Tectonometamorphic and geochronological evolution of the metasediments of the Erzgebirge orogenic wedge (Saxothuringian Domain, Bohemian Massif)

Although they provide an important link between deep subduction and mid-crustal processes in the Saxothuringian Domain (Bohemian Massif), the medium to low-grade metasediments surrounding the well-documented (U)HP rocks of the Erzgebirge crystalline complex are scarcely studied. To constrain the Variscan evolution, the transition from the low-grade phyllites to the footwall medium-grade micaschists was investigated. Detailed geochronological (monazite U–Pb and mica ⁴⁰Ar–³⁹Ar dating), structural and petrological investigations, accompanied by thermodynamic modelling, were performed. We constrained the P–T conditions and timing of four deformation events (D1–D4) identified by structural analysis.

The first M1-D1 event is characterized by HP–LT minerals (garnet, chloritoid, phengite, paragonite, and rutile) defining the S1 foliation. The calculated peak P–T conditions for M1 increase from 13 kbar and 520°C in phyllites to 25 kbar and 560°C in micaschists, suggesting a geothermal gradient of 6–11°C/km, typical for subduction environments. The M2-D2 event corresponds to the deformation and metamorphic overprint of the previous fabric during partial decompression. The M3-D3 event is mainly developed in micaschists and intensifies towards the footwall. It is accompanied by a subhorizontal S3 cleavage characterized by MP–MT assemblage bearing biotite, staurolite and ilmenite. The inferred peak P–T conditions for M3 are 5–9 kbar and 595°C representing a barrovian-type geothermal gradient from 17–30°C/km. Finally, all metamorphic fabrics were heterogeneously affected by the low-grade M4-D4 upright folding.

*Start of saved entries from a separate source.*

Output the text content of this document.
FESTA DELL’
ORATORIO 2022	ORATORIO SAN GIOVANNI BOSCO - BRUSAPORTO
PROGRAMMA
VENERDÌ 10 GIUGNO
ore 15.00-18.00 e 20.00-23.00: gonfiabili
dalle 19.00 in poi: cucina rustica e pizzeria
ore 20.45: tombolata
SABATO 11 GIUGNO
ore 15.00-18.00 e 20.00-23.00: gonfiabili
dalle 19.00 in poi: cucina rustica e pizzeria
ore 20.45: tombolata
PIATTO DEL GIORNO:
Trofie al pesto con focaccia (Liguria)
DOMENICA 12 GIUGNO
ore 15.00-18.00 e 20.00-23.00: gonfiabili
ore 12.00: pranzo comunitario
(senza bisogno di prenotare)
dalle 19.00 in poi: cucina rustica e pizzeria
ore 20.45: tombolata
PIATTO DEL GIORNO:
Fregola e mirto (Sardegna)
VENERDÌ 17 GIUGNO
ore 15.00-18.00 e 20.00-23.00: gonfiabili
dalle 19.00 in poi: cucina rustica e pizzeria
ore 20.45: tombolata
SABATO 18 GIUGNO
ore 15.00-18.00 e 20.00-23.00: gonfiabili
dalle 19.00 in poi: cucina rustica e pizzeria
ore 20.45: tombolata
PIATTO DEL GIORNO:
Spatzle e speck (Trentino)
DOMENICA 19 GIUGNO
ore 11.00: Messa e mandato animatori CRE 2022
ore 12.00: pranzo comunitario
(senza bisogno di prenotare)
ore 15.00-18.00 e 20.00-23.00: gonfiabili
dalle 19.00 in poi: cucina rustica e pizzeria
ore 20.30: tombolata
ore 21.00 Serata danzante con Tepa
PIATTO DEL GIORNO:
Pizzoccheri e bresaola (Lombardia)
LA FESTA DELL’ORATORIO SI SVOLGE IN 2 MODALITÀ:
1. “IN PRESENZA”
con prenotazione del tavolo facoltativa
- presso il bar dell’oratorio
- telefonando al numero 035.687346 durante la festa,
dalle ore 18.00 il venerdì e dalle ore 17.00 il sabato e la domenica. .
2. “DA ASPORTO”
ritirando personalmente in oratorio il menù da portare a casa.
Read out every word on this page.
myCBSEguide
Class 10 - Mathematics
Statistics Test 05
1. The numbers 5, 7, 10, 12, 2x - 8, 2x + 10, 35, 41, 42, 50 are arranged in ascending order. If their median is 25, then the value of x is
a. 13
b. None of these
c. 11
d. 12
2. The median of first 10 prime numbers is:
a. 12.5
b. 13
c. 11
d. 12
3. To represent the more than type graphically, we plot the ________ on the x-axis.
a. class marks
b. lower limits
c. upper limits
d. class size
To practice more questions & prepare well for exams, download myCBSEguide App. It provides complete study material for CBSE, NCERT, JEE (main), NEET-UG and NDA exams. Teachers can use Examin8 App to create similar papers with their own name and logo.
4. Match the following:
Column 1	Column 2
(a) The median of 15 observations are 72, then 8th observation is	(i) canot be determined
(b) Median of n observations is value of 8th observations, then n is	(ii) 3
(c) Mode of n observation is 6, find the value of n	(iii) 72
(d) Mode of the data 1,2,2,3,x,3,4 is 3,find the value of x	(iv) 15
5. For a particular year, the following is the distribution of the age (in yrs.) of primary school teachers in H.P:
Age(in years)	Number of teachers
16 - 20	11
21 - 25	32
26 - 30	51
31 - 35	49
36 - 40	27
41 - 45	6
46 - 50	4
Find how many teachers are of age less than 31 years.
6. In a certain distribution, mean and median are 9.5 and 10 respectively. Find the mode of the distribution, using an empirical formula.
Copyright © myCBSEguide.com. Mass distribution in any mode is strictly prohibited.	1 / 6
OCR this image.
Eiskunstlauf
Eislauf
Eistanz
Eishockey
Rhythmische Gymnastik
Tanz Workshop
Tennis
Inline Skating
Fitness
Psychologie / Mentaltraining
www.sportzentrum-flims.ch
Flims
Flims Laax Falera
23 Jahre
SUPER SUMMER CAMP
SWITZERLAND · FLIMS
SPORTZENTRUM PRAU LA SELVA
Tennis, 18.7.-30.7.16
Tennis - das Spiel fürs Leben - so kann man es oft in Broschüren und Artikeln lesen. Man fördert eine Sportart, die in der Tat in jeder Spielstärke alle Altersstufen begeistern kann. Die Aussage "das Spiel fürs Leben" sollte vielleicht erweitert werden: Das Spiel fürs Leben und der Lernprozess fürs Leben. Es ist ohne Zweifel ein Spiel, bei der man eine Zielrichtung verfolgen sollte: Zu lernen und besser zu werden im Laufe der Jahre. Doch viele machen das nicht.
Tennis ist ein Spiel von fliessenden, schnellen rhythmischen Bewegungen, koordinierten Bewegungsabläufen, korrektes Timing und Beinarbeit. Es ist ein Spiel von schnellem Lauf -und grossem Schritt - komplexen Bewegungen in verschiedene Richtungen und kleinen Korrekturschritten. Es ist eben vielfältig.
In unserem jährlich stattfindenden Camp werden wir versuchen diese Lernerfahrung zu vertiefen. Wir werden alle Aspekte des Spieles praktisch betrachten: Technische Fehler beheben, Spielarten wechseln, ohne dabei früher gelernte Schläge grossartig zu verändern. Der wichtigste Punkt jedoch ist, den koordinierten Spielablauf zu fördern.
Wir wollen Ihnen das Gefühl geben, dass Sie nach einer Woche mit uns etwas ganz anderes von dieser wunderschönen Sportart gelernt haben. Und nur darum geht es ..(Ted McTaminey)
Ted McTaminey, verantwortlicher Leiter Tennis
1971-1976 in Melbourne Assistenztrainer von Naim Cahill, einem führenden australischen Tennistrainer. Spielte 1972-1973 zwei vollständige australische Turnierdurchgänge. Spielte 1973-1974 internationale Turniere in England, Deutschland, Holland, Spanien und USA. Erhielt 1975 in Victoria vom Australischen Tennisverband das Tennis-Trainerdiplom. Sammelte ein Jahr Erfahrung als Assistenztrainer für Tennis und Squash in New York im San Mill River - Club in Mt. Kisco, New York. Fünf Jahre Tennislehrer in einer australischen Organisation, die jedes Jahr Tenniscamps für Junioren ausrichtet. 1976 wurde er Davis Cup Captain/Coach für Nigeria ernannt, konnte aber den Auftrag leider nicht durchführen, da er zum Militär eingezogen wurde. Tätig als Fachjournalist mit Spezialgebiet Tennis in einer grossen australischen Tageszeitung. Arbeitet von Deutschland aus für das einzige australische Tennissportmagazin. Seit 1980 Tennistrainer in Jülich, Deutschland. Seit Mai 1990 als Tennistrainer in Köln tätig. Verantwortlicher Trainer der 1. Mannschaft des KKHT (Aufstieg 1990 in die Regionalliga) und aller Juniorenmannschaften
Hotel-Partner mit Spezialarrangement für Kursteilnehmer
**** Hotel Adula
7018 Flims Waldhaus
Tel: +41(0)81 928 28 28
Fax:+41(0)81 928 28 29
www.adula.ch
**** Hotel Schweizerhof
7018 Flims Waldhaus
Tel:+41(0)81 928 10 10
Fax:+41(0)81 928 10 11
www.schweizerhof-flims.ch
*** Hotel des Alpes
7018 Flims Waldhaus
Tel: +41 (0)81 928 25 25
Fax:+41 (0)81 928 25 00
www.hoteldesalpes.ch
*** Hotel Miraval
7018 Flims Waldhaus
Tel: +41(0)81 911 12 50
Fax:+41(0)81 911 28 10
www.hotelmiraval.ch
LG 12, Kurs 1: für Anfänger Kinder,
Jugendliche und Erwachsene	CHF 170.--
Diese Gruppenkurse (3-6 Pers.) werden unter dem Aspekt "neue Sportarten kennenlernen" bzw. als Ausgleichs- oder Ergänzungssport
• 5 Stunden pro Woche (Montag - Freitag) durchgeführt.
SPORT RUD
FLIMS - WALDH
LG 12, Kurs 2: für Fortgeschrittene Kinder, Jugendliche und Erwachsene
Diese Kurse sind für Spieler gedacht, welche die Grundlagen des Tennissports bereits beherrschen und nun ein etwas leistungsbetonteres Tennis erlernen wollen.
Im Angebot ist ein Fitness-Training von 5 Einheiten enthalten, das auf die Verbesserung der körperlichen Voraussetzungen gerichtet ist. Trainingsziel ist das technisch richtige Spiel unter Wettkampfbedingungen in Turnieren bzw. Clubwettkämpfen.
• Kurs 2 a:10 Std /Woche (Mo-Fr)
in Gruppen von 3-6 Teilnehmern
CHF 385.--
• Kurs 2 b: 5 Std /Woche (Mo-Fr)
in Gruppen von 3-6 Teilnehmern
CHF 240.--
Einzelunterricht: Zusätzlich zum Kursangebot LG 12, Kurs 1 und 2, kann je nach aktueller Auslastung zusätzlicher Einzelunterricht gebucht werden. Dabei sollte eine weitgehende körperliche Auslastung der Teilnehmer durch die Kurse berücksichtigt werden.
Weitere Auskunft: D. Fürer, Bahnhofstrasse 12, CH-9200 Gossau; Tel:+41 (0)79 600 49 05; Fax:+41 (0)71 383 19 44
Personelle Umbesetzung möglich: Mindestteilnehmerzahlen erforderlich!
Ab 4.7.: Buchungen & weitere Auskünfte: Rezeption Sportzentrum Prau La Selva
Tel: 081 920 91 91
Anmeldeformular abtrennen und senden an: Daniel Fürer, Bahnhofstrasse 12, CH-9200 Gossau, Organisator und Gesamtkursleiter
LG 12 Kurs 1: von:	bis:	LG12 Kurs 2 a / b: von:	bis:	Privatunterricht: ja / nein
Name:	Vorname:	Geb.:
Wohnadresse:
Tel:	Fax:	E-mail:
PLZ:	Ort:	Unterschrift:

Nine samples have been analyzed by in-situ monazite LASS ICP-MS geochronology. In phyllites, there is a prominent single group of ages around 350–340 Ma. In micaschists with intense M3 metamorphism, there are two groups of ages. The monazites located in the M3 matrix were dated at 330 Ma, while few grains in the garnet cores and within locally preserved M1 assemblages are older, around ~340 Ma. ⁴⁰Ar–³⁹Ar geochronology on micas was used to date 16 samples using step-heating and in-situ UV-laser ablation. The results are consistent with the monazite dating. The phyllites preserve ages spreading between 343–328 Ma, while in micaschists the ages cluster to ~330 Ma. The geochronological data revealed that at least part of the phyllites experienced burial and exhumation between 350–340 Ma, while the burial phase of micaschists is slightly younger (340–335 Ma). The strong M3 metamorphic overprint is restricted to micaschists and is dated around 330 Ma and interpreted as the exhumation, ductile thinning and final cooling of the wedge.

The D1-D2 events (350–335 Ma) are interpreted to record the growth and evolution of the Saxothuringian orogenic wedge while its present-day architecture resulted from significant vertical shortening D3 associated with barrovian type metamorphism M3 (330 Ma) and ductile thinning. Altogether, a new tectonic model is proposed, in which the Erzgebirge part of the Saxothuringian Domain reveals a spectacular example of active margin evolution from the formation of accretionary prism to the building of the orogenic wedge by accretion of subducted continental crust and finally its extensional collapse.